Maurita Cardone
Leggi i suoi articoliIn tempi di guerra l’arte può sembrare un lusso, un’assurda disconnessione dalla realtà. Eppure il colonialismo da sempre utilizza la cancellazione sistematica delle culture indigene come strumento per far prevalere la propria narrazione. E allora l’arte diventa un’affermazione di vita che emerge dal grigio delle macerie.
Dopo quasi quattro mesi di chiusura, l’11 febbraio a Birzeit, in Cisgiordania, ha riaperto al pubblico The Palestinian Museum, un’organizzazione non governativa nata nel 1997 per sostenere e conservare la narrazione storica, sociale e culturale del popolo palestinese. Siamo a pochi chilometri da Ramallah. Qui, la popolazione vive tra continue incursioni israeliane la guerra di ritorsione su Gaza per il disumano attacco di Hamas del 7 ottobre scorso. Ma, a differenza di Gaza, dove non c’è luogo in cui nascondersi né nascondere ciò che è prezioso, qui l’arte può diventare un rifugio e una forma di resistenza.

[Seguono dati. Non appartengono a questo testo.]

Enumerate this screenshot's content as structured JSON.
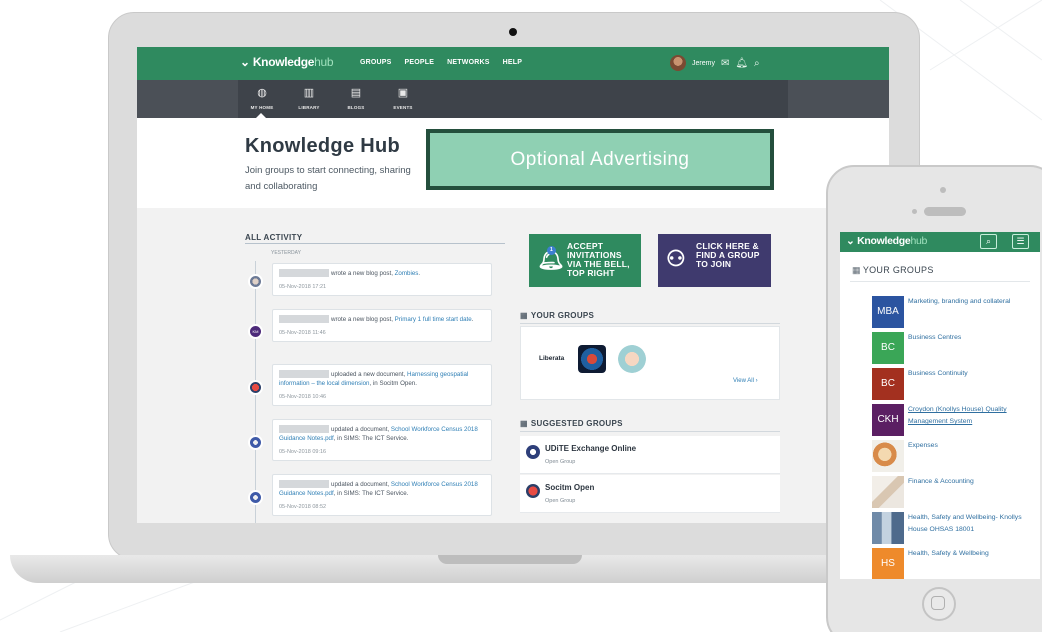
{
  "laptop": {
    "app": {
      "logo_main": "Knowledge",
      "logo_hub": "hub",
      "nav": [
        "GROUPS",
        "PEOPLE",
        "NETWORKS",
        "HELP"
      ],
      "user_name": "Jeremy",
      "subnav": [
        {
          "label": "MY HOME",
          "icon": "globe-icon"
        },
        {
          "label": "LIBRARY",
          "icon": "library-icon"
        },
        {
          "label": "BLOGS",
          "icon": "blog-icon"
        },
        {
          "label": "EVENTS",
          "icon": "calendar-icon"
        }
      ]
    },
    "hero": {
      "title": "Knowledge Hub",
      "subtitle": "Join groups to start connecting, sharing and collaborating",
      "advert": "Optional Advertising"
    },
    "activity": {
      "heading": "ALL ACTIVITY",
      "day": "YESTERDAY",
      "items": [
        {
          "action": "wrote a new blog post,",
          "link": "Zombies",
          "tail": ".",
          "date": "05-Nov-2018 17:21"
        },
        {
          "action": "wrote a new blog post,",
          "link": "Primary 1 full time start date",
          "tail": ".",
          "date": "05-Nov-2018 11:46",
          "avatar_text": "KM"
        },
        {
          "action": "uploaded a new document,",
          "link": "Harnessing geospatial information – the local dimension",
          "tail": ", in Socitm Open.",
          "date": "05-Nov-2018 10:46"
        },
        {
          "action": "updated a document,",
          "link": "School Workforce Census 2018 Guidance Notes.pdf",
          "tail": ", in SIMS: The ICT Service.",
          "date": "05-Nov-2018 09:16"
        },
        {
          "action": "updated a document,",
          "link": "School Workforce Census 2018 Guidance Notes.pdf",
          "tail": ", in SIMS: The ICT Service.",
          "date": "05-Nov-2018 08:52"
        }
      ]
    },
    "cta": {
      "bell_text": "ACCEPT INVITATIONS VIA THE BELL, TOP RIGHT",
      "bell_badge": "1",
      "find_text": "CLICK HERE & FIND A GROUP TO JOIN"
    },
    "your_groups": {
      "heading": "YOUR GROUPS",
      "first_group": "Liberata",
      "view_all": "View All"
    },
    "suggested_groups": {
      "heading": "SUGGESTED GROUPS",
      "items": [
        {
          "name": "UDiTE Exchange Online",
          "type": "Open Group"
        },
        {
          "name": "Socitm Open",
          "type": "Open Group"
        }
      ]
    }
  },
  "phone": {
    "logo_main": "Knowledge",
    "logo_hub": "hub",
    "heading": "YOUR GROUPS",
    "groups": [
      {
        "badge": "MBA",
        "name": "Marketing, branding and collateral",
        "color": "#2b54a0"
      },
      {
        "badge": "BC",
        "name": "Business Centres",
        "color": "#3aa657"
      },
      {
        "badge": "BC",
        "name": "Business Continuity",
        "color": "#a3301f"
      },
      {
        "badge": "CKH",
        "name": "Croydon (Knollys House) Quality Management System",
        "color": "#5b1f63",
        "underline": true
      },
      {
        "badge": "",
        "name": "Expenses",
        "photo": "food-photo"
      },
      {
        "badge": "",
        "name": "Finance & Accounting",
        "photo": "hand-photo"
      },
      {
        "badge": "",
        "name": "Health, Safety and Wellbeing- Knollys House OHSAS 18001",
        "photo": "building-photo"
      },
      {
        "badge": "HS",
        "name": "Health, Safety & Wellbeing",
        "color": "#ee8a2b"
      }
    ]
  }
}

Il museo ha riaperto con quella che ha definito una dimostrazione artistica, composta da tre mostre. «This is Not an Exhibition» utilizza la sala espositiva principale del museo per riunire più di 280 opere di oltre 100 artisti di Gaza prese in prestito da una cinquantina di collezioni private, università e istituzioni della Cisgiordania. «The Disappeared», ospitata nella Glass Gallery del museo, è una personale di Tayseer Barakat, artista di Gaza residente a Ramallah che dal 2009 racconta la guerra attraverso il suo lavoro. Infine, «Women of Gaza», è un archivio del patrimonio popolare palestinese, fatto di oggetti legati alla dimensione femminile e domestica, provenienti da diverse regioni di Gaza. Per la mostra principale, il museo ha invitato a curare la selezione di artisti Eltiqa e Shababek, due gruppi artistici di Gaza, cui la guerra ha tolto i propri spazi e la possibilità di far sentire la propria voce.
The Palestinian Museum in questo modo vuole essere non soltanto uno spazio espositivo ma una piattaforma attraverso la quale continuare a dialogare sul ruolo dell’arte e della cultura in tempo di guerra. Alle pareti, disposte in modo volutamente casuale, le opere di artisti che da anni cercano di trovare i mezzi espressivi per rappresentare e conservare la propria identità, in un luogo in cui quell’identità è confinata dietro muri e check point. Colori, dimensioni e materiali delle opere si intrecciano e confondono, come le vite degli sfollati, di chi fugge la guerra che, brutale livella, non fa distinzioni tra giovani e vecchi, uomini e donne, come lo spazio espositivo non fa distinzioni tra gli artisti.
L’uso di una luce diffusa, senza illuminazione specifica per le singole opere, sottolinea quell’equalizzazione attuata dalla guerra e il carattere corale dell’installazione. Inoltre, come spiega l’organizzazione nel materiale informativo che accompagna la mostra, questa illuminazione costringerà il pubblico ad avvicinarsi alle opere d’arte come il museo chiede al mondo di immergersi nella sconvolgente verità di Gaza. Al centro della sala, un cumulo di macerie che i quadri tutt’intorno guardano come testimoni di una distruzione quotidiana in queste terre.
Questa non è una mostra, recita il titolo. Non una mostra, ma un atto di resistenza. Non una mostra perché, spiega l’organizzazione del museo, fare una vera e propria mostra non è possibile in questo momento: la situazione di emergenza che questi territori vivono da più di quattro mesi non consente di seguire le procedure tipiche di musei e gallerie. Non si può organizzare e installare una mostra quando le comunicazioni con gli artisti di Gaza sono interrotte, quando molti degli artisti stessi hanno perso i loro studi, le loro opere, se non la loro stessa vita. Per questo il museo ha deciso di mettere in vendita tutte le opere in mostra di proprietà degli artisti, garantendo il 100% del ricavato agli stessi. Non una mostra, infine, perché l’idea di questo evento non è quella di mostrare opere d’arte delle quali il pubblico possa farne foto, bensì quella di rivendicare l’esistenza dei palestinesi, della loro cultura e della loro capacità creativa.